Ancora più recente è poi il fenomeno de «L’Apparato» («l’eterno nemico dei giovani e del nuovo»), pagina facebook da 26 mila seguaci, profilo Twitter da 10 mila, dove i luoghi comuni del dibattito pubblico appaiono rovesciati in caricatura, in una chiave che tuttavia lascia sempre nel lettore il fondato sospetto che si stia parlando seriamente. Un fenomeno che ha già prodotto anche un libro («Il libretto grigio». Editori internazionali riuniti), in cui i Burocrati del Comitato Centrale hanno raccolto le molte perle di saggezza dispensate in questi mesi. Per esempio, ai tempi delle polemiche sulla data del congresso Pd: «Comunichiamo infine la data del congresso. È stato una settimana fa». O la sera stessa della “non vittoria” elettorale del centrosinistra: «Che cosa pretendevate per 2 euro?».
Quello che colpisce di più in questa affermazione del vintage politico è che viene da giovani che l’epoca cui alludono con rimpianto non hanno mai vissuto (i marxisti per Tabacci provengono per lo più dall’organizzazione universitaria della Cgil, i burocrati dell’Apparato dai Giovani democratici).
Più o meno della stessa generazione e della stessa provenienza, non per niente, sono pure gli animatori del blog politico-calcistico «Volevo il rigore» (volevoilrigore.wordpress.com), che nel loro manifesto dichiarano subito e senza mezzi termini: «Siamo di sinistra, contro il calcio e la politica moderna, ci piacciono i comizi e non le interviste, la doppia morale togliattiana la pratichiamo fino in fondo e per novanta minuti perdoniamo tutto ai nostri presidenti, anche se si chiamano Berlusconi, Agnelli o De Laurentis». Giovani nostalgici che per la loro surreale riabilitazione del vecchio mondo, paradossalmente, si servono di internet, dei social network e di tutti gli strumenti che solo la rivoluzione informatica ha messo loro a disposizione.
GIOVANI NOSTALGICI
Può darsi, naturalmente, che si tratti di fenomeni marginali, minoranze creative che non incroceranno mai maggioranze e senso comune. Sta di fatto però che il loro precursore, Diego Bianchi, con il suo personaggio ci ha fatto un programma su Raitre, Gazebo, che è già alla seconda stagione. Ed è difficile capire quanto il successo dell’Apparato sia dovuto al puro gusto per la satira politica («I cittadini devono sapere chi ha vinto la sera prima delle elezioni», scrivono in questi giorni di dibattito sulla legge elettorale) e quanto alla segreta speranza che un giorno riveli ai suoi 26 mila seguaci che è tutto vero, che un Apparato esiste ancora e magari si è già reinsediato a Botteghe Oscure.

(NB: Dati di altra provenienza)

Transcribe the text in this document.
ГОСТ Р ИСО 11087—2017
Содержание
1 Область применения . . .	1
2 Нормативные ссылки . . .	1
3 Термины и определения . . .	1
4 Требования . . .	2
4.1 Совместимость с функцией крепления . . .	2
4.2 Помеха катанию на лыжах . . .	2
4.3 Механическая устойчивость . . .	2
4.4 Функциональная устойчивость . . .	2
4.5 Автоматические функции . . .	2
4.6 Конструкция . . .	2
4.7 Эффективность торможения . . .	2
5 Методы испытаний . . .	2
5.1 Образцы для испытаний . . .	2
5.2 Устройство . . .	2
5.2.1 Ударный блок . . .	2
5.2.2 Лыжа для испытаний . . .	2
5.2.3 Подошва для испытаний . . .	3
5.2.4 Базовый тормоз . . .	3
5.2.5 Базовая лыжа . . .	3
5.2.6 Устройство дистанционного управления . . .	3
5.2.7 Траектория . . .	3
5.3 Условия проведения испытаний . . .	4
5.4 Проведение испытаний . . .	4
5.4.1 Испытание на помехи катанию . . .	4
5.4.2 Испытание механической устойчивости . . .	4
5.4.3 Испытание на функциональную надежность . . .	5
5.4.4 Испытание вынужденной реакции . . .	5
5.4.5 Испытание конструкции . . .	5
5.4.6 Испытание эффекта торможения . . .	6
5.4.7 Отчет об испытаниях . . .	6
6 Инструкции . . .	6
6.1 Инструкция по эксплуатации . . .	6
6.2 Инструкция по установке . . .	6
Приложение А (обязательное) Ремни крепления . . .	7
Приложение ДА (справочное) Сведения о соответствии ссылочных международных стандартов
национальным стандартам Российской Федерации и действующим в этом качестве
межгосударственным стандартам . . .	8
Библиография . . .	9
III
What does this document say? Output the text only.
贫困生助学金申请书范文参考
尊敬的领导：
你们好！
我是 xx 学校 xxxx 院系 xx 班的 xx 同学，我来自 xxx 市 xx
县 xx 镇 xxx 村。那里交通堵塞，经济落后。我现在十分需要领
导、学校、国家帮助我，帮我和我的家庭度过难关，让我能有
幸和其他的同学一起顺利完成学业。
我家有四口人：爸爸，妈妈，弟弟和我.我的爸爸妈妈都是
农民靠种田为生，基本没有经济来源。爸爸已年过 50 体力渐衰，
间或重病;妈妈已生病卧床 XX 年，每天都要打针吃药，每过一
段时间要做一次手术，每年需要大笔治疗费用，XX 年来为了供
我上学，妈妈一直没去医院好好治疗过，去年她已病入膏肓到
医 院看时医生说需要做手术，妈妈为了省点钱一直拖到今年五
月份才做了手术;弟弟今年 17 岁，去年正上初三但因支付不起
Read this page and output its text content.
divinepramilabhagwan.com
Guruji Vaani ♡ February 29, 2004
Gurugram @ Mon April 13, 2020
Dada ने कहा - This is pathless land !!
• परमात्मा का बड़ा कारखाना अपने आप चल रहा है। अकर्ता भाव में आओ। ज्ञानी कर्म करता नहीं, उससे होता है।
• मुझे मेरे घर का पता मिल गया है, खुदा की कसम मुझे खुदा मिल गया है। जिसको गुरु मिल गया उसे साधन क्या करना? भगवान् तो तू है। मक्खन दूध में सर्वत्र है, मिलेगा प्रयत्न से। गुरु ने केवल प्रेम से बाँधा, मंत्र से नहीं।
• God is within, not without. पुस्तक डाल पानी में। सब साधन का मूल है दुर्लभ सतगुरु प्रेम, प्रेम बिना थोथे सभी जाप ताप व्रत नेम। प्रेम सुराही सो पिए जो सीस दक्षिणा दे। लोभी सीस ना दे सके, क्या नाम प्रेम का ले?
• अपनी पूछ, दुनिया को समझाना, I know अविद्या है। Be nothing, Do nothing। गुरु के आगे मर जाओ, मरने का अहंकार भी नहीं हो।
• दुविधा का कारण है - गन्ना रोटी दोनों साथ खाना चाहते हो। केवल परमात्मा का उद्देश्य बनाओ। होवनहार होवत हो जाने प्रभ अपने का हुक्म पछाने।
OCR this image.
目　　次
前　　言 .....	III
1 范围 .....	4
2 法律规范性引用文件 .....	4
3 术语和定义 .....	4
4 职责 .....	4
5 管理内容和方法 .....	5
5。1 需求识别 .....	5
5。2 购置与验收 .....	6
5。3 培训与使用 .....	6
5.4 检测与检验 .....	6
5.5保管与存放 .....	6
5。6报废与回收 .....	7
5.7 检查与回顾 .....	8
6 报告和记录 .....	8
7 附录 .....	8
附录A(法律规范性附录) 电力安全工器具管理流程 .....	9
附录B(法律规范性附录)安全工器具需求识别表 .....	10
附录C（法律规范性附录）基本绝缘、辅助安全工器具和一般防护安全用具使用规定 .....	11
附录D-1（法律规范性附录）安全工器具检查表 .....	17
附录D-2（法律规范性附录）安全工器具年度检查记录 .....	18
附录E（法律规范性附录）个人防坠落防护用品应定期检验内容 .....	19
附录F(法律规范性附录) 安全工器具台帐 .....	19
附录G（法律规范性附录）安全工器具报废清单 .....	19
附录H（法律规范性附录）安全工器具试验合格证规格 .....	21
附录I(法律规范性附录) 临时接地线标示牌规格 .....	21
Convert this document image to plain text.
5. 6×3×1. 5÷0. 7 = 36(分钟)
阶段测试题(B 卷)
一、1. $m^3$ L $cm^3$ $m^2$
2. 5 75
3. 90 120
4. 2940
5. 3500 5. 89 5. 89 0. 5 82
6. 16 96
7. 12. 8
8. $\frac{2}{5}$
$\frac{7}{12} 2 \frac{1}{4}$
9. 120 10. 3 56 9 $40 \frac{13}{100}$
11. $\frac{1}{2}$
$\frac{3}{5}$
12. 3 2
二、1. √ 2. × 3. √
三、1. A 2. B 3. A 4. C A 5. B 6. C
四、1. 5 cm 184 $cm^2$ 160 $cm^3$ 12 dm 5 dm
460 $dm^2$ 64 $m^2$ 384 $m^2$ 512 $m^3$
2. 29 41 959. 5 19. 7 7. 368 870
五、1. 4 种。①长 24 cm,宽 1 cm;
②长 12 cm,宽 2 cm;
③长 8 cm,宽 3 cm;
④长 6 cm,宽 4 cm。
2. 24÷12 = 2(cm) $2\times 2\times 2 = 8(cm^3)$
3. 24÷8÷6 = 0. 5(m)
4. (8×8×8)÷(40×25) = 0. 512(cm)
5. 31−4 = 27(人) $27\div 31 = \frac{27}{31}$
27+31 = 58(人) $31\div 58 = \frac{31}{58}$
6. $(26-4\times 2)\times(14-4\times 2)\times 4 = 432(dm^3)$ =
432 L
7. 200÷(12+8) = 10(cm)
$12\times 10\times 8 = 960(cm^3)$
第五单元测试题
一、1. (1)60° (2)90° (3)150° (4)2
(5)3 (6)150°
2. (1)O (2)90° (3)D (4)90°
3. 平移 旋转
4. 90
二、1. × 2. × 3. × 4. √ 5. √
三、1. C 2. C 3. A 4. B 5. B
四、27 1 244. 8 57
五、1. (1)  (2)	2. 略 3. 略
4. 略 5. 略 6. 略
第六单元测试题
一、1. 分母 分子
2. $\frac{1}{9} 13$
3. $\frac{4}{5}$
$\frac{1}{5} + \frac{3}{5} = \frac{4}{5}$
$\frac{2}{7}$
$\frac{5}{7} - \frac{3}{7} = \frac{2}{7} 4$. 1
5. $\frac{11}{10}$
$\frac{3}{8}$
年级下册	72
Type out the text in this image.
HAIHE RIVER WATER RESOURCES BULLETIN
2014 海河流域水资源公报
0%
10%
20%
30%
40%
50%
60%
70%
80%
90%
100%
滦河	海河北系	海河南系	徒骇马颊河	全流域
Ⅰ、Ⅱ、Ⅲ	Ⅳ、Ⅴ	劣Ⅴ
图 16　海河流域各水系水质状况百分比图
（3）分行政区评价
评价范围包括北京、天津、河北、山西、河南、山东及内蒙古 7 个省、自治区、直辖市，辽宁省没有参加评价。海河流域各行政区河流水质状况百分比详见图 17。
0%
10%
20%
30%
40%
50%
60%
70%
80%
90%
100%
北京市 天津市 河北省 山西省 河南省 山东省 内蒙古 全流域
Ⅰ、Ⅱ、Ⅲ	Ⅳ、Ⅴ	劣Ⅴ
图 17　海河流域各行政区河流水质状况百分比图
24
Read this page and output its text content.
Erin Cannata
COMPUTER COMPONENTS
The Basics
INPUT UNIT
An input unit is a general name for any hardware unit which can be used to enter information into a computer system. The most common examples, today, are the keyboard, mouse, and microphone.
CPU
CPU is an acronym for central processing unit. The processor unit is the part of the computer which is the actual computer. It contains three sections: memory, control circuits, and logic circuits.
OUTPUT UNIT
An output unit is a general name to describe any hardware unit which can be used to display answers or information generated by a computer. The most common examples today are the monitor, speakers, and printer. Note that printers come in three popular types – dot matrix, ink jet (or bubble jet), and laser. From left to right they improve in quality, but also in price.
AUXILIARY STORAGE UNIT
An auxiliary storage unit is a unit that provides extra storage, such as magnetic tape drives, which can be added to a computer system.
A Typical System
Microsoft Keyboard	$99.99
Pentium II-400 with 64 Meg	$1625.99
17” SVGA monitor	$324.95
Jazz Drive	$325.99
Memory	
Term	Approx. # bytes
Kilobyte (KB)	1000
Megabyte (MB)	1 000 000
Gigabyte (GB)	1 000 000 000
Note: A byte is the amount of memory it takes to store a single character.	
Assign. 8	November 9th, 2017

Il successo di questi giovani e modernissimi nostalgici potrebbe essere dunque il sintomo di un fenomeno più profondo, quarant’anni dopo Ronald Reagan, il Drive In e Happy Days. La ribellione di una generazione che negli anni del riflusso ci è nata e cresciuta, con tutti i suoi effetti speciali e la sua ossessiva retorica dell’innovazione, e oggi comincia a non poterne più. Il riflusso del riflusso, insomma. Una generazione di militanti di sinistra che in questo mondo, pur essendoci cresciuta dentro, è rimasta a lungo spaesata, e che anche attraverso la realtà virtuale delle sue singolari costruzioni politico-satiriche (perlopiù, non a caso, opere collettive e anonime), mostra l’insopprimibile desiderio di un futuro forse più grigio, ma autentico.